In [1]:
from osgeo import ogr
import json
import pyproj
import pandas as pd
from shapely.geometry import shape
from shapely.geometry.polygon import Polygon
from shapely.ops import transform

Constantes

In [2]:
MAPS_PATHS = [
    './data-insivumeh/MapasGuatemala/Fisiografia/FISIOGRAFIAFINAL_GTM.shp',
    './data-insivumeh/MapasGuatemala/Geología/GEOLOGIA_GTM.shp',
    './data-insivumeh/MapasGuatemala/Suelo Nivel Reconocimiento/SSUELOS_GTM.shp',
    './data-insivumeh/MapasGuatemala/Taxonomia Suelos/Shapefile Taxonomia a nivel de Orden Nacional/TAXONOMIA_ORDENES_GTM.shp',
    './data-insivumeh/MapasGuatemala/Uso de Suelo/USDA_GTM.shp'
]
PATH = './data-insivumeh/data_train.json'
RES_DATA = './results/data_insivumeh.csv'

In [3]:
class DataGenerator:
    properties = {
        'GEO': 'rock_geo',
        'EDADGEOGP': 'rock_period',
        'NOMR': 'fis_nomr',
        'TIPO_ROCA': 'rock_type',
        'SIMBOLO': 'soil_rec_symbol',
        'MAT_ORIG': 'soil_rec_mat_origin',
        'CLAS_DRE': 'soil_rec_sew_class',
        'TEX_SUP': 'soil_rec_tex_sup',
        'C_TEXSUP': 'soil_rec_c_tex_sup',
        'TEX_SUB': 'soil_rec_tex_sub',
        'C_TEXSUB': 'soil_rec_c__tex_sub',
        'RIES_ERO': 'soil_rec_risk_eros',
        'ORDEN': 'soil_tax',
        'CAPACIDAD': 'soil_use'
    }
    def __init__(self, points_directory, maps_directories):
        with open(points_directory, 'r', encoding="utf8") as f:
            self.data: dict = json.load(f)

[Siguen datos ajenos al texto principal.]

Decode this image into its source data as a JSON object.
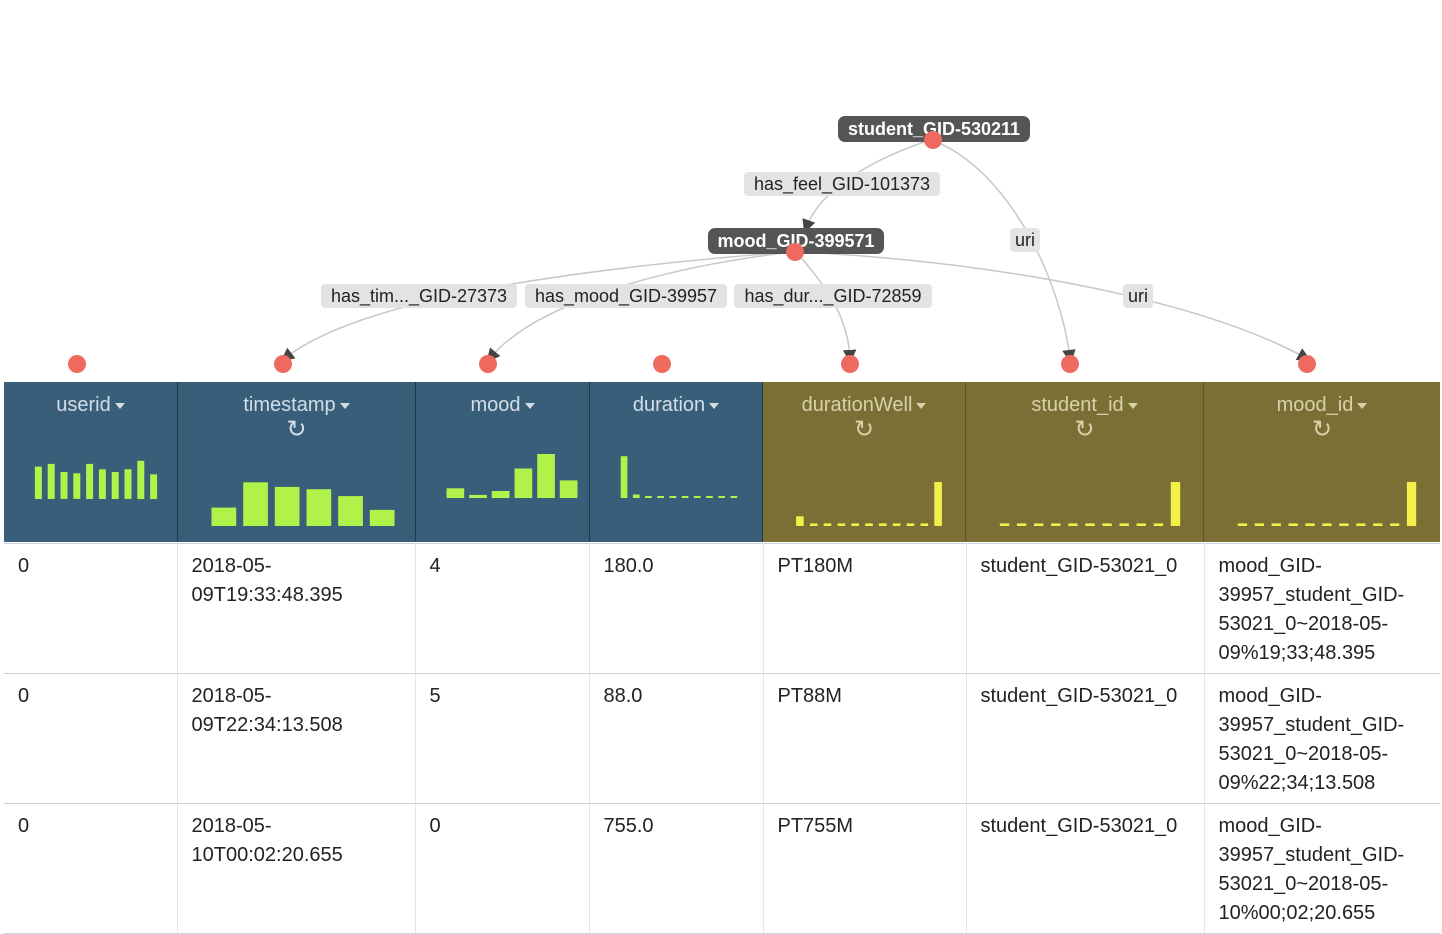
{
  "graph": {
    "nodes": [
      {
        "id": "student",
        "label": "student_GID-530211"
      },
      {
        "id": "mood",
        "label": "mood_GID-399571"
      }
    ],
    "edges": [
      {
        "id": "has_feel",
        "label": "has_feel_GID-101373"
      },
      {
        "id": "uri_student",
        "label": "uri"
      },
      {
        "id": "has_time",
        "label": "has_tim..._GID-27373"
      },
      {
        "id": "has_mood",
        "label": "has_mood_GID-39957"
      },
      {
        "id": "has_dur",
        "label": "has_dur..._GID-72859"
      },
      {
        "id": "uri_mood",
        "label": "uri"
      }
    ]
  },
  "columns": [
    {
      "name": "userid",
      "refresh": false,
      "group": "source",
      "bars": [
        0.72,
        0.78,
        0.6,
        0.57,
        0.78,
        0.66,
        0.6,
        0.66,
        0.85,
        0.55
      ]
    },
    {
      "name": "timestamp",
      "refresh": true,
      "group": "source",
      "bars": [
        0.4,
        0.95,
        0.85,
        0.8,
        0.65,
        0.35
      ]
    },
    {
      "name": "mood",
      "refresh": false,
      "group": "source",
      "bars": [
        0.22,
        0.07,
        0.16,
        0.67,
        1.0,
        0.4
      ]
    },
    {
      "name": "duration",
      "refresh": false,
      "group": "source",
      "bars": [
        0.95,
        0.08,
        0.04,
        0.04,
        0.04,
        0.04,
        0.04,
        0.04,
        0.04,
        0.04
      ]
    },
    {
      "name": "durationWell",
      "refresh": true,
      "group": "derived",
      "bars": [
        0.22,
        0.06,
        0.06,
        0.06,
        0.06,
        0.06,
        0.06,
        0.06,
        0.06,
        0.06,
        1.0
      ]
    },
    {
      "name": "student_id",
      "refresh": true,
      "group": "derived",
      "bars": [
        0.06,
        0.06,
        0.06,
        0.06,
        0.06,
        0.06,
        0.06,
        0.06,
        0.06,
        0.06,
        1.0
      ]
    },
    {
      "name": "mood_id",
      "refresh": true,
      "group": "derived",
      "bars": [
        0.06,
        0.06,
        0.06,
        0.06,
        0.06,
        0.06,
        0.06,
        0.06,
        0.06,
        0.06,
        1.0
      ]
    }
  ],
  "rows": [
    [
      "0",
      "2018-05-09T19:33:48.395",
      "4",
      "180.0",
      "PT180M",
      "student_GID-53021_0",
      "mood_GID-39957_student_GID-53021_0~2018-05-09%19;33;48.395"
    ],
    [
      "0",
      "2018-05-09T22:34:13.508",
      "5",
      "88.0",
      "PT88M",
      "student_GID-53021_0",
      "mood_GID-39957_student_GID-53021_0~2018-05-09%22;34;13.508"
    ],
    [
      "0",
      "2018-05-10T00:02:20.655",
      "0",
      "755.0",
      "PT755M",
      "student_GID-53021_0",
      "mood_GID-39957_student_GID-53021_0~2018-05-10%00;02;20.655"
    ]
  ],
  "icons": {
    "dropdown": "caret-down-icon",
    "refresh": "refresh-icon"
  },
  "colors": {
    "source_header": "#395e79",
    "derived_header": "#7a6f35",
    "source_bars": "#b1f24a",
    "derived_bars": "#f4f04a",
    "anchor": "#ef6a5e",
    "node": "#555555",
    "edge_label_bg": "#e3e3e3"
  }
}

        for feature in self.data['features']:
            feature['properties']['landslide_id'] = int(feature['properties']['landslide_id'])
            feature['geometry'] = shape(feature['geometry'])

        self.maps = dict()
        self.count = dict()
        target = pyproj.CRS('EPSG:4326')
        for directory in maps_directories:
            file = ogr.Open(directory)
            layer = file.GetLayer()
            source = pyproj.CRS(layer.GetSpatialRef().GetName())
            features =  [json.loads(layer.GetFeature(i).ExportToJson()) for i in range(layer.GetFeatureCount())]
            project = pyproj.Transformer.from_crs(source, target, always_xy=True).transform if source != target else None
            
            for feature in features:  
                if project is None:
                    feature['geometry'] = shape(feature['geometry'])
                else:
                    feature['geometry'] = transform(project, shape(feature['geometry']))
            
            self.maps[layer.GetName()] =  features
            self.count[layer.GetName()] =  0
        
    def __getitem__(self, index: int): 
        return (
            self.data['features'][index]['properties'], 
            self.data['features'][index]['geometry']
            )
    
    def __getmapproperties__(self, map_name: str, point):   
        for feature in self.maps[map_name]:  
                polygon: Polygon = feature['geometry']
                if polygon.contains(point):
                    return {self.properties[k]: v for k, v in feature['properties'].items() if k in self.properties.keys()}

    def getData(self):
        output = pd.DataFrame()
        for i in range(len(self.data['features'])):
            dictData = dict()
            point_properties, point = self.__getitem__(i)
            
            # Point information
            if point_properties:   
                dictData.update(point_properties)
            
            # Maps information
            for map_name in self.maps.keys():
                properties = self.__getmapproperties__(map_name, point)
                if properties:   
                    dictData.update(properties)
                else: 
                    self.count[map_name] += 1

            dictData.update()
            output = pd.concat([output, pd.DataFrame(dictData, index=[point_properties['landslide_id']])])
        
        for map_name in self.maps.keys():
            print('Cantidad de puntos con propiedades del mapa "{}" faltantes: {}'.format(map_name, self.count[map_name]))
        return output            

In [4]:
dg = DataGenerator(PATH, MAPS_PATHS)
data = dg.getData()

Cantidad de puntos con propiedades del mapa "FISIOGRAFIAFINAL_GTM" faltantes: 22
Cantidad de puntos con propiedades del mapa "GEOLOGIA_GTM" faltantes: 22
Cantidad de puntos con propiedades del mapa "SSUELOS_GTM" faltantes: 22
Cantidad de puntos con propiedades del mapa "TAXONOMIA_ORDENES_GTM" faltantes: 22
Cantidad de puntos con propiedades del mapa "USDA_GTM" faltantes: 22


In [5]:
data.to_csv(RES_DATA)